3. Greater Cash Flow
Along with greater income stability comes greater cash flow. A subdivided home with three units brings in more cash on a monthly basis than a single-family home. That leaves investors with more cash to make improvements and handle maintenance. Both are key to maintaining a property at a high enough level to maximize monthly rental rates.
4. Solid Funding Options Available
When it comes to funding real estate investments, banks and credit unions are more willing to look at duplexes and converted homes. Serious investors with large portfolios tend to have access to hard money and bridge loans from private lenders as well. That being said, not all hard money lenders are willing to go the residential route.
Salt Lake City’s Actium Partners is one such lender. They are happy to help obtain a commercial apartment building.

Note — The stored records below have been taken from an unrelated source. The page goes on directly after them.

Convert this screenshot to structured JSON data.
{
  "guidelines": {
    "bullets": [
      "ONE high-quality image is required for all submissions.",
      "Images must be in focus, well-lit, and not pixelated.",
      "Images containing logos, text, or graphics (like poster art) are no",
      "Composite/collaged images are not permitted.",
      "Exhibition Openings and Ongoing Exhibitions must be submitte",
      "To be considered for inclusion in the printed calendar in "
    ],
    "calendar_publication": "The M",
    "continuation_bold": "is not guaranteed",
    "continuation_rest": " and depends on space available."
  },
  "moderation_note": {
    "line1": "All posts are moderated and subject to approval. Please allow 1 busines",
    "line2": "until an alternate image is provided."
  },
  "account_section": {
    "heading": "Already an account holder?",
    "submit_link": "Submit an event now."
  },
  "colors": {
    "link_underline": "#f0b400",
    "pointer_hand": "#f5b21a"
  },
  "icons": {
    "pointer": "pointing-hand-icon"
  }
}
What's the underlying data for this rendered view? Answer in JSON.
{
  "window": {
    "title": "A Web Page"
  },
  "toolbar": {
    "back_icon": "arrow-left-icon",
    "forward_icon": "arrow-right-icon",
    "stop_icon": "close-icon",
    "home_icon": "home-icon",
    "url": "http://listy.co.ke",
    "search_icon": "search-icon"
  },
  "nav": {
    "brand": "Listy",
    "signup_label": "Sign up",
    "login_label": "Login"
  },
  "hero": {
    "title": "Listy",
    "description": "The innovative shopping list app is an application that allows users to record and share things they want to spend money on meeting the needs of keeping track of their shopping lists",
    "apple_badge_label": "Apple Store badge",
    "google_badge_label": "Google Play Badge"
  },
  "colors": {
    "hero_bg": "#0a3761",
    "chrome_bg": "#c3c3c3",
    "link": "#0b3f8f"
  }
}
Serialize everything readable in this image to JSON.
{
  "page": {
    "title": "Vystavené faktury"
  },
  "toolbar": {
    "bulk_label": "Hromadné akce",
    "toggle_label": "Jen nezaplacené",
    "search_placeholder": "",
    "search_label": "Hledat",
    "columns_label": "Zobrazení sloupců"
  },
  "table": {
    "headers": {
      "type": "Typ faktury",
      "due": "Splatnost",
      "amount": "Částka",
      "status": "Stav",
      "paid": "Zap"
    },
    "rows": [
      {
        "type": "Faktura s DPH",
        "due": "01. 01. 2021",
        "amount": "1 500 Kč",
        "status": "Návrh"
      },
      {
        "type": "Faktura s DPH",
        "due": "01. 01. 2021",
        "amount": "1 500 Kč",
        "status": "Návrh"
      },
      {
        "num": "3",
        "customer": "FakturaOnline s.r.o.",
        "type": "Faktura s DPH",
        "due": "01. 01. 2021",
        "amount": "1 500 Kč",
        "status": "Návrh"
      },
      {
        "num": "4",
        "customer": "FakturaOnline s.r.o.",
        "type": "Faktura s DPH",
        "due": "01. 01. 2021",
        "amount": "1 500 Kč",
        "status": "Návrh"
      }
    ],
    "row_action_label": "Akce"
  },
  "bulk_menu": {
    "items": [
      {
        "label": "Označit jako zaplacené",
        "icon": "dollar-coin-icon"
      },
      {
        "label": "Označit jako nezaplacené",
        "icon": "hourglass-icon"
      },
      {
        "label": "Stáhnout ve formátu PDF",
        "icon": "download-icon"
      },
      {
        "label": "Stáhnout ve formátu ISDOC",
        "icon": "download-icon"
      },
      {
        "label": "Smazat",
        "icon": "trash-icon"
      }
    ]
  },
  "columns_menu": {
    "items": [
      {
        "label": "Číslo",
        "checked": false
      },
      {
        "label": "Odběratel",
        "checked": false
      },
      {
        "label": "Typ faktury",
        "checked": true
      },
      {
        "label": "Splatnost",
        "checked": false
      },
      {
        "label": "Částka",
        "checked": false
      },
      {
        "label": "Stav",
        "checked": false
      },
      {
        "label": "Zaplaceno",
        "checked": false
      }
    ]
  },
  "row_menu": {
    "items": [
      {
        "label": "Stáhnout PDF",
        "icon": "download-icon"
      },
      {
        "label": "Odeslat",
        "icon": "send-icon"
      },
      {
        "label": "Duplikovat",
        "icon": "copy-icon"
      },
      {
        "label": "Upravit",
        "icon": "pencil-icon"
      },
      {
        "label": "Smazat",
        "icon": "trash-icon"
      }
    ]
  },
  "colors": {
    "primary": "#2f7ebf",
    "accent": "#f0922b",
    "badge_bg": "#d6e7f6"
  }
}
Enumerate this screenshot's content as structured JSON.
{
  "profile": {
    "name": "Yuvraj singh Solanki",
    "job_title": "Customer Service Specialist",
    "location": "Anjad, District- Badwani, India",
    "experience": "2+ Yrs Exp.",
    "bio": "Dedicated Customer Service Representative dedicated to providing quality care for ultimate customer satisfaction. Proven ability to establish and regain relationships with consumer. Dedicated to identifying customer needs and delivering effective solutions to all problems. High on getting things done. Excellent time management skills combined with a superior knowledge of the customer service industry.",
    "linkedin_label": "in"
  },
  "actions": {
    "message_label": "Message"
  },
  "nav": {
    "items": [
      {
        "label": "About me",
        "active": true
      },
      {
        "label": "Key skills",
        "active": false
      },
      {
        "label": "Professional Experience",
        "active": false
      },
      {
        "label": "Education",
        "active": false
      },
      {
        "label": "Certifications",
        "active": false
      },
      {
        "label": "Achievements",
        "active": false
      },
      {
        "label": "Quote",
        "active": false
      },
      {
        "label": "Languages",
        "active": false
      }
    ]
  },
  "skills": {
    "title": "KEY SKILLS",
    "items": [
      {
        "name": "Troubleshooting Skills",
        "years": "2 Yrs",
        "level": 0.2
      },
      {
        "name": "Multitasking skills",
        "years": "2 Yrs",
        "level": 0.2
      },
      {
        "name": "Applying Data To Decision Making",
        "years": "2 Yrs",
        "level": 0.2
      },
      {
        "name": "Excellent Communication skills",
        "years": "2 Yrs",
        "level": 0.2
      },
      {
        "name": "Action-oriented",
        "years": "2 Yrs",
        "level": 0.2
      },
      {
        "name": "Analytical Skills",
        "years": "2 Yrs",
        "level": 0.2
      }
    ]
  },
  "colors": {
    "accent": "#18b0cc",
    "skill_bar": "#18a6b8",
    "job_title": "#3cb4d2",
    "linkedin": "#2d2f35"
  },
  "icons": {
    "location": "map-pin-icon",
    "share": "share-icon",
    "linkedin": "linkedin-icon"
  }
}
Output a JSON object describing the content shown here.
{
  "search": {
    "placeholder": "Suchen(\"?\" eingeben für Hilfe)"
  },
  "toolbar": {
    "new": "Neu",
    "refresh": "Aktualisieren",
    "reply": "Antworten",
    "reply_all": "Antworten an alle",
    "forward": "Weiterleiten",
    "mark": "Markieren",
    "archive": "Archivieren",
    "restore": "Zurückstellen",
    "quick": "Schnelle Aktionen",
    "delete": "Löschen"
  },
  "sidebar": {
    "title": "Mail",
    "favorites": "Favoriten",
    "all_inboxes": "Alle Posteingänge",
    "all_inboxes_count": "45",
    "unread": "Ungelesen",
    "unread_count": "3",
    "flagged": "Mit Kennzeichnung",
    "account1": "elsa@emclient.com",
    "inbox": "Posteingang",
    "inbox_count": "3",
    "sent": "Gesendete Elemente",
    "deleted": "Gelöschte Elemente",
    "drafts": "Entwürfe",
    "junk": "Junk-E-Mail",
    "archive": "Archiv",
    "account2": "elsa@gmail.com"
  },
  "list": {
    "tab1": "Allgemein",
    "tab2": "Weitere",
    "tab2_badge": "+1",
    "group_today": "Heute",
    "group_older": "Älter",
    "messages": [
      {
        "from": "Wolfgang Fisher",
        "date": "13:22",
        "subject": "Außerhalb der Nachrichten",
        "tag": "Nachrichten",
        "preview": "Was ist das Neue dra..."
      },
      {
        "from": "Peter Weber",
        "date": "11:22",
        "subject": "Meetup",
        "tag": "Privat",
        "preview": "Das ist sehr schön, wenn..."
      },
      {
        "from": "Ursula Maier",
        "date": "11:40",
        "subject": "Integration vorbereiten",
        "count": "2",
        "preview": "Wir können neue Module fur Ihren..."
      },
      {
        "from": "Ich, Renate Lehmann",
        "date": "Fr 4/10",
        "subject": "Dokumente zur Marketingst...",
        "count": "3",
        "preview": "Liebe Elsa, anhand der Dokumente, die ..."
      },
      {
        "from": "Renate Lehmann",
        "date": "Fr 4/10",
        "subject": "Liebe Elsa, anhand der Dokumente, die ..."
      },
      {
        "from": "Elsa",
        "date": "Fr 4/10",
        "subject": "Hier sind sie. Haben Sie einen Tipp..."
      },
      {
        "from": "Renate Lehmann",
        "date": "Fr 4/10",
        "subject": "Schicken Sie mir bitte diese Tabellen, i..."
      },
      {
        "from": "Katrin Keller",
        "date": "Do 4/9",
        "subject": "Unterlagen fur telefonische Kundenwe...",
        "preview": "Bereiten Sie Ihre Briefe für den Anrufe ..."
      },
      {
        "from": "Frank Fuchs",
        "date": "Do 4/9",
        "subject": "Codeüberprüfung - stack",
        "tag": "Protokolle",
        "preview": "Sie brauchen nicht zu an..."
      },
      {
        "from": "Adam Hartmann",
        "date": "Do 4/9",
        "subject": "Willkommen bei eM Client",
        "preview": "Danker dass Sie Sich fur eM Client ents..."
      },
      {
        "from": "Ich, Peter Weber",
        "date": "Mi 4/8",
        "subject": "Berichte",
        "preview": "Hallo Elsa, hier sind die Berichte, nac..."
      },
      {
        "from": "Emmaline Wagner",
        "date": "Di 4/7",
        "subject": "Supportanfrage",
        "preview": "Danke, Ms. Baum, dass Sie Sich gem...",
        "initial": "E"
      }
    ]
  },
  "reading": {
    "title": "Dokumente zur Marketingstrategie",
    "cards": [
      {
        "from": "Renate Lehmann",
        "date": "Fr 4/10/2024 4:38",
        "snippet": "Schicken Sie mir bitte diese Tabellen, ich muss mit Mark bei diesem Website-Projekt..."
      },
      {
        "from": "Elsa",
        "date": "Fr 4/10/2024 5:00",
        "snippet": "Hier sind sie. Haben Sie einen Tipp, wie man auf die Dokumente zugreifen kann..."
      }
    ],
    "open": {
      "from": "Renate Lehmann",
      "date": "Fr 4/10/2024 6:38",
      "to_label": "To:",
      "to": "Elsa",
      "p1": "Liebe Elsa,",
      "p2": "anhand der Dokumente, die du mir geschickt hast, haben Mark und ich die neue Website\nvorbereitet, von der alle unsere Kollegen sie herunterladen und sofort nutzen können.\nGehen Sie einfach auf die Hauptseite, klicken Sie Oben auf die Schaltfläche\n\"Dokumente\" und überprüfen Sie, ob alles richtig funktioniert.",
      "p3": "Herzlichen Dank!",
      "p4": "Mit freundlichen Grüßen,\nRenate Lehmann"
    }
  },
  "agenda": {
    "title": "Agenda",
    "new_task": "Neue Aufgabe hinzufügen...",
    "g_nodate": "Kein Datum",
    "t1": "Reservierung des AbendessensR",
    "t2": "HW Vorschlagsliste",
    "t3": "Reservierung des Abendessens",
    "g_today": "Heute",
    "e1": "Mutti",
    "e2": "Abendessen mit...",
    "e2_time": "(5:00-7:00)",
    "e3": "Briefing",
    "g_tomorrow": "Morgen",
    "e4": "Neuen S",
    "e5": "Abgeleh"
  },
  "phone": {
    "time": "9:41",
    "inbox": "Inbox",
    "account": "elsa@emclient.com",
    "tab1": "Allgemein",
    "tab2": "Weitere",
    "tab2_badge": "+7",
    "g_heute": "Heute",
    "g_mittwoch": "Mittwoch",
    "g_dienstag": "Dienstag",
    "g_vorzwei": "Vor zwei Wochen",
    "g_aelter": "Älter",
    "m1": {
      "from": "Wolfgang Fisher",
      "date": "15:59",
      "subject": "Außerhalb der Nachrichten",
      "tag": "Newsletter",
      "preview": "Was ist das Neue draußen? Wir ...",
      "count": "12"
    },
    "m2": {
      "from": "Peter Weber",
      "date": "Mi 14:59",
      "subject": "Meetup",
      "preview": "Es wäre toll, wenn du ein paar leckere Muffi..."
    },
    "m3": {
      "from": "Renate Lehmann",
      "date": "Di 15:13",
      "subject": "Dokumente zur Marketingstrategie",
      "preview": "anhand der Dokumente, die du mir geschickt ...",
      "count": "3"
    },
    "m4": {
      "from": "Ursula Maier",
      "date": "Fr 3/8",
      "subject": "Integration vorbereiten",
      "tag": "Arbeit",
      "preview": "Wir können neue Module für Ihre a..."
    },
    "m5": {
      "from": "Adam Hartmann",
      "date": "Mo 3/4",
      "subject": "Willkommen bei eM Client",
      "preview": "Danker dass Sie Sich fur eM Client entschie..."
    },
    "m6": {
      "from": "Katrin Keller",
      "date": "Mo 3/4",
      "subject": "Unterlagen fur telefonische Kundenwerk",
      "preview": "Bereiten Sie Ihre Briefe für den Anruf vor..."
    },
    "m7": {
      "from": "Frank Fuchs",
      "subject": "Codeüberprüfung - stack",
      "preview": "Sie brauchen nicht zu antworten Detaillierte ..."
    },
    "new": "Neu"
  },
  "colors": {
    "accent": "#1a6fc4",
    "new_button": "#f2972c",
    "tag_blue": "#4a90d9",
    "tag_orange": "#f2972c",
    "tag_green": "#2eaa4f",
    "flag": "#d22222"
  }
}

But single-family homes, duplexes, and larger homes that have been divided are generally off the table.
5. More Affordable Taxes
From a tax standpoint, single-family homes may be the best option of all. But multi-family homes put investors in a much better tax position compared to commercial apartment buildings. For starters, property taxes tend to be lower because lot sizes are smaller. Furthermore, capital gains taxes are more reasonable because they are more in line with the real value of the property should an investor decide to sell.
Multi-family homes have a lot to offer from an investment standpoint. They are not the best choice for every residential real estate investor, but they work well for investors who have the financial resources to adequately address property management and acquisition. An investor who wants to put money into residential rentals but cannot swing a multi-family unit can always look at cheaper and easier-to-acquire single-family homes.